Seattle’nin daha eski bölümü Pioneer Square. 1889 yangını sırasında burası çok tahrip olduğu için şehir tekrar yükseltilerek inşa edilmiş. Dolayısı ile burada 2 saatlik bir yeraltı turu ile şehrin eski kalıntları arasında gezmek mümkün.

Çok canlı bir gece yaşamı da olan Seattle’da değişik müzeler de yer almakta .Şehrin hemen dışındaki Boeing Fabrikaları ve Uçak müzesi de devasa ve çok ilgi çekici bir yer. Şehrin suda yüzen köprüler ile bağlandığı doğu kesiminde dikkat çekici yer tabii ki Microsoft Merkezi ve Müzesinin de olduğu Redmond.

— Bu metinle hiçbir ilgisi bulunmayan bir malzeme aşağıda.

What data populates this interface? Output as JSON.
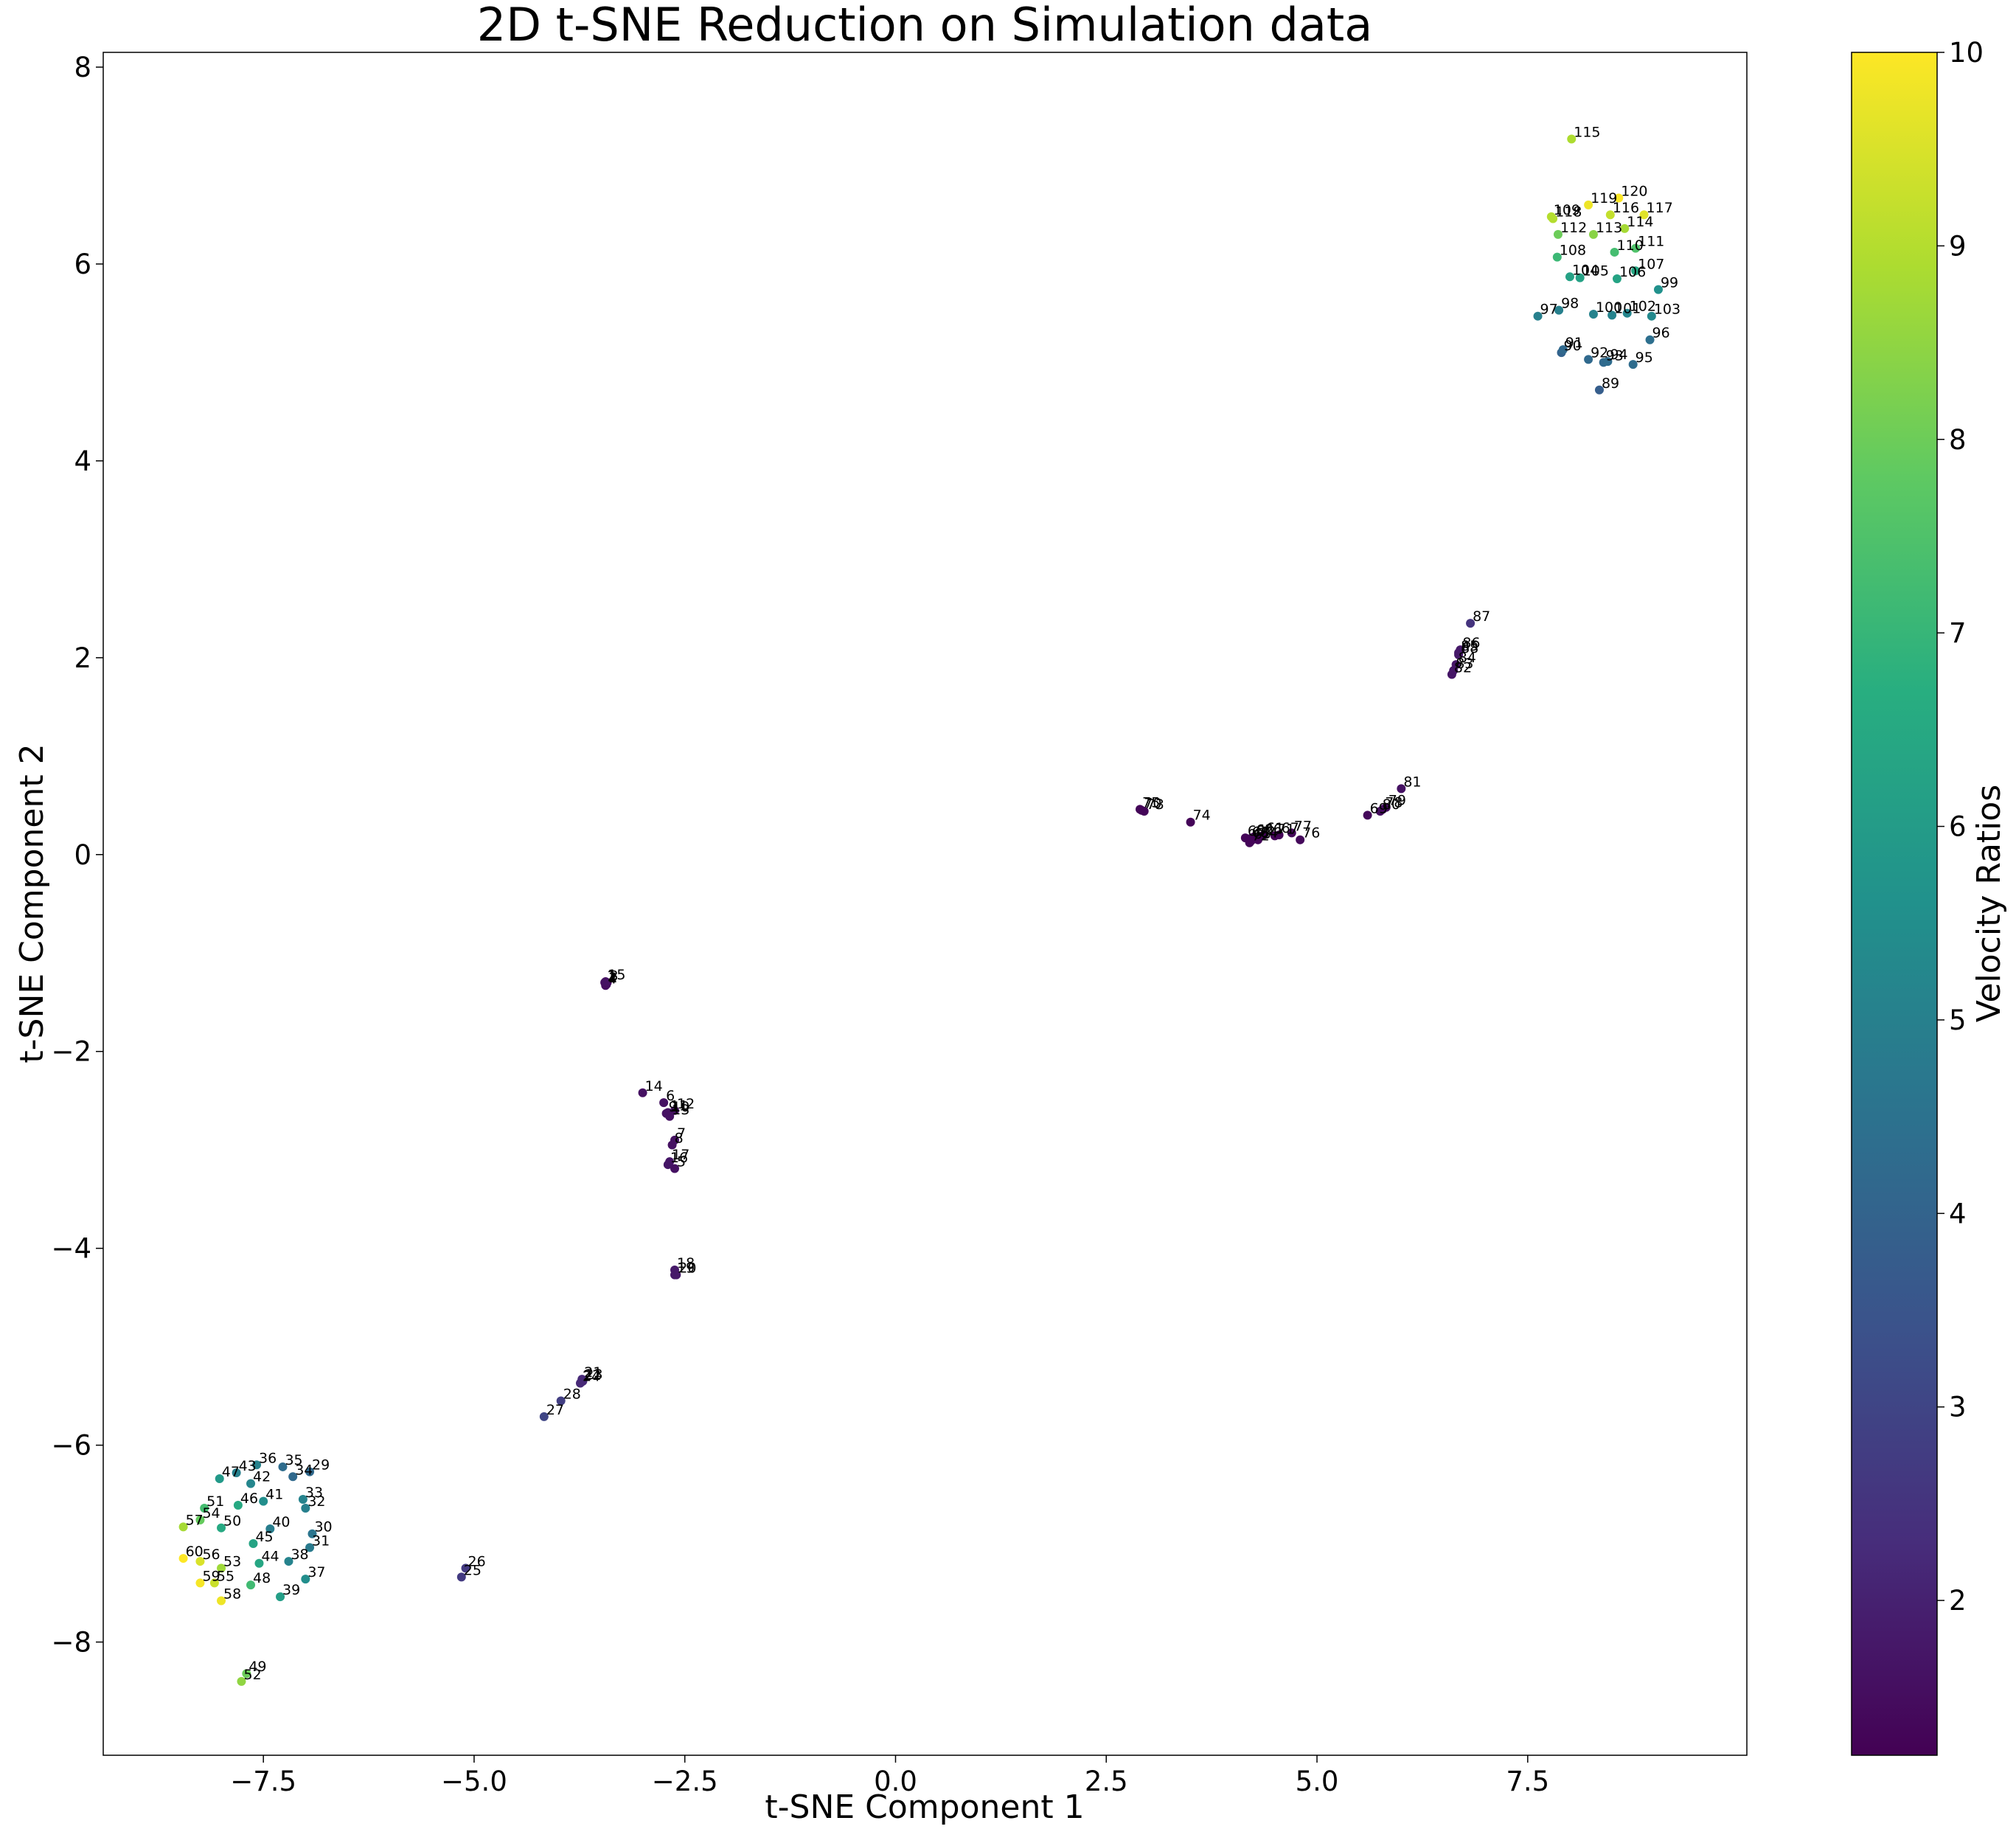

Seattle de yemek ve alışveriş açısından çok zengin seçenekler sunan bir yer. Tabii ABD ye gitmemiş olanlar için bazı uyarılar; porsiyonlar hemen heryerde devasa, içecekler mutlaka çok buzlu, genelde iş çıkışı saatler servis yavaş ve kuyruklar olan yerler var.

Son bir uyarı da alışveriş meraklılarına. Neredeyse devamlı farklı şekillerde indirimler yapıldığı için aldıklarınızın etiketini çıkarıp hemen kullanmayın, bir kaç gün sonra indirimde görüp, geri verip daha ucuza alabilir ya da hiç kullanmayıp iade edip dükkan kredisi ya da para iadesi alabilirsiniz.